Almost all who passed through that great time of struggle and self-sacrifice consider the memory of it the greatest possession of their later life, and it encircled the heads of many with a bright glory. And thousands felt what the warm-hearted Arndt expressed, "We can now die at any moment, as we have seen in Germany what is alone worth living for, that men, from a feeling of the eternal, and imperishable, have been able to offer, with the most joyful self-devotion, all their temporalities and their lives as if they were nothing."
But in the churches of the country a simple tablet was put up as a memorial to later generations, on which was the iron cross of the Great Time, and the names of those who had fallen.

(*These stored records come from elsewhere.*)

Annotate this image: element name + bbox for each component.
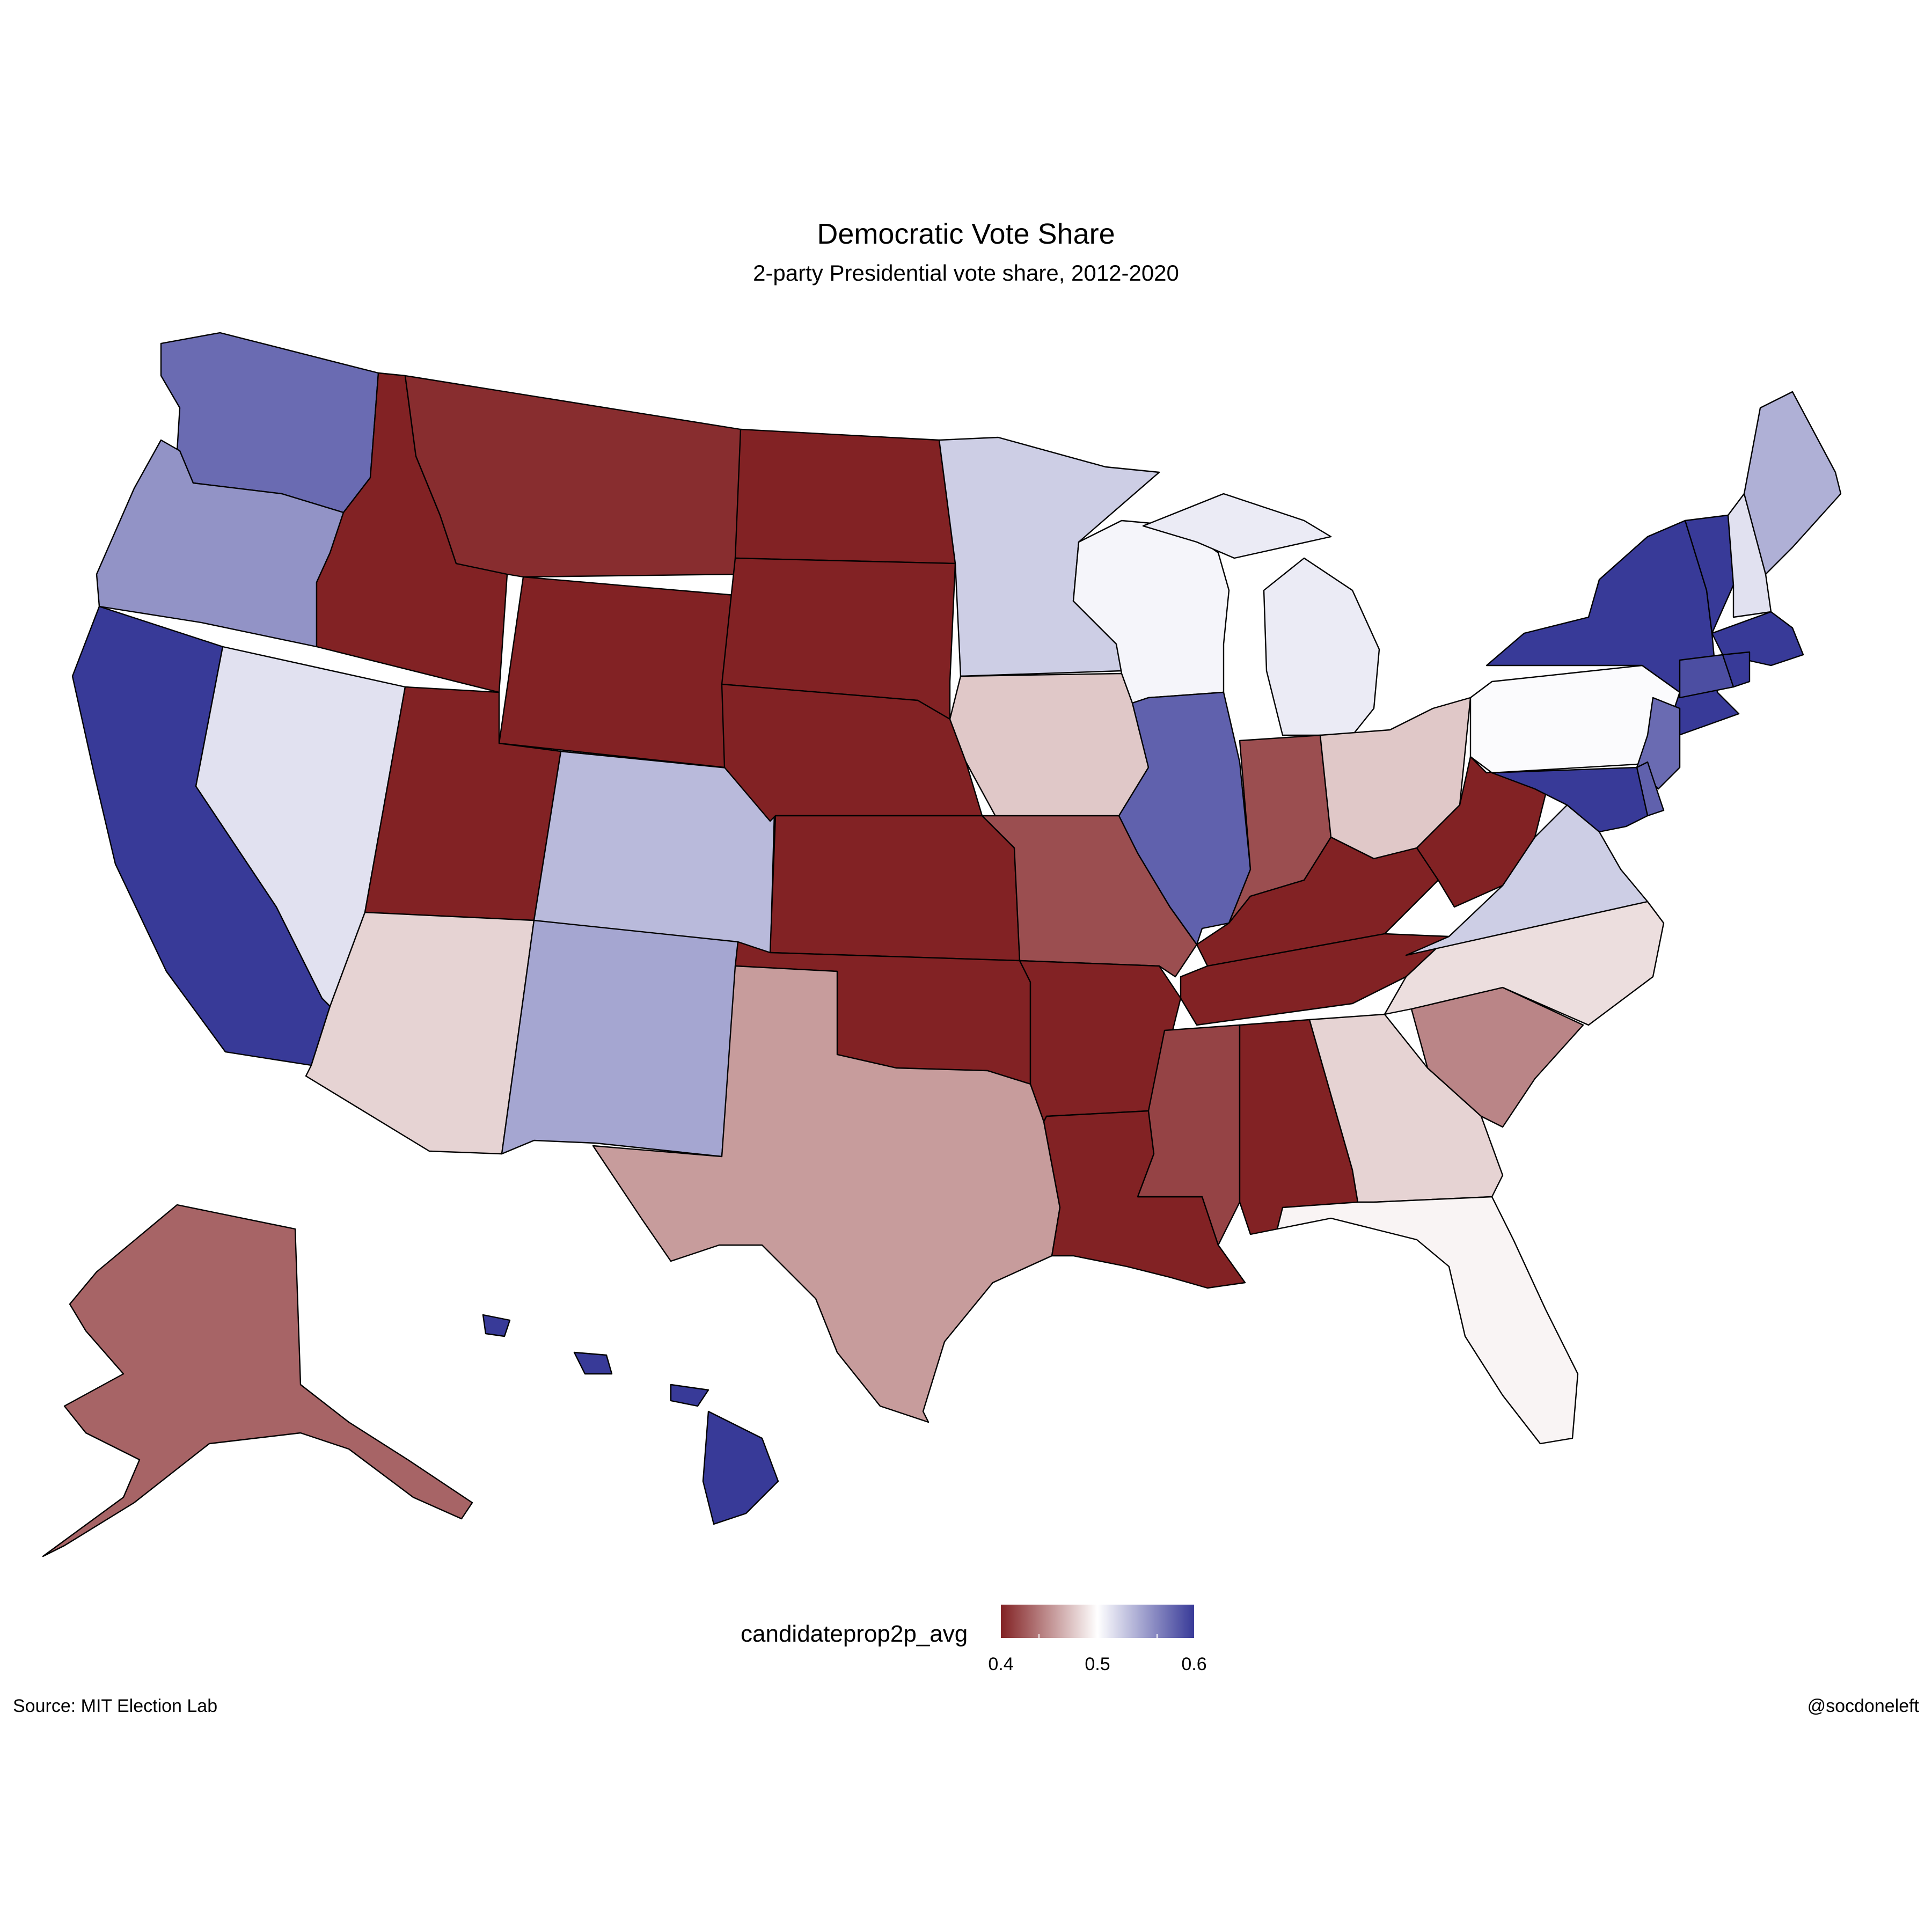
state-nm — [501, 919, 739, 1158]
legend-color-bar — [1001, 1605, 1194, 1638]
author-caption: @socdoneleft — [1807, 1696, 1919, 1716]
legend-tick-label: 0.6 — [1181, 1654, 1207, 1674]
legend-tick-label: 0.5 — [1085, 1654, 1110, 1674]
legend-tickmark — [1097, 1634, 1099, 1641]
legend-tickmark — [1038, 1634, 1040, 1641]
source-caption: Source: MIT Election Lab — [13, 1696, 218, 1716]
state-ga — [1308, 1013, 1504, 1203]
state-ks — [769, 815, 1021, 962]
state-nd — [734, 428, 956, 565]
state-tx — [592, 965, 1061, 1423]
state-fl — [1276, 1196, 1579, 1445]
state-mi — [1142, 493, 1380, 736]
state-ia — [949, 672, 1150, 822]
legend-tick-label: 0.4 — [988, 1654, 1014, 1674]
map-title: Democratic Vote Share — [817, 218, 1115, 250]
legend-tickmark — [1157, 1634, 1158, 1641]
state-ri — [1722, 651, 1751, 688]
state-wy — [498, 576, 742, 769]
state-vt — [1684, 514, 1735, 634]
map-subtitle: 2-party Presidential vote share, 2012-20… — [753, 260, 1179, 286]
state-me — [1743, 391, 1842, 575]
state-mt — [404, 375, 742, 578]
state-hi — [482, 1314, 779, 1525]
state-ak — [42, 1204, 473, 1557]
state-nc — [1384, 901, 1665, 1026]
legend-title: candidateprop2p_avg — [741, 1621, 968, 1647]
state-md — [1491, 766, 1649, 833]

As in these pages it has been attempted to portray, in the words of men who have passed away, a picture of the time in which they lived, so here we will give a record from the year 1813.
"Our son George was struck by a ball, at the age of two-and-twenty, on the 2nd of April, at the ever-memorable engagement at Lüneburg. As a volunteer rifleman in the light battalion of the first Pommeranian regiment, he fought, according to the testimony of his brave leader, Herr Major von Borcke, by his side, with courage and determination, and thus, died for his Fatherland, German freedom, national honour, and our beloved King. To lose him so early is hard; but it is comforting to feel that we also have been able to give a son for this great and holy object. We feel deeply the necessity of such a sacrifice.
"The Regierungsrath and Ober-Commissarius Häse and his Wife."[[59]]
"Berlin, 9th April, 1813."
That portion of the people also who were not in the habit of expressing their feelings in writing felt the same. When the Lützower Gutike,[[60]] in the Summer of 1813, was on his march from Berlin to Perleberg, he found at Kletzke the landlady in mourning; she was waiting silently upon him, and at last said suddenly, pointing with her hand to the ground, "I have one there,—but Peter's wife has two." She felt that her neighbour had superior claims to sympathy.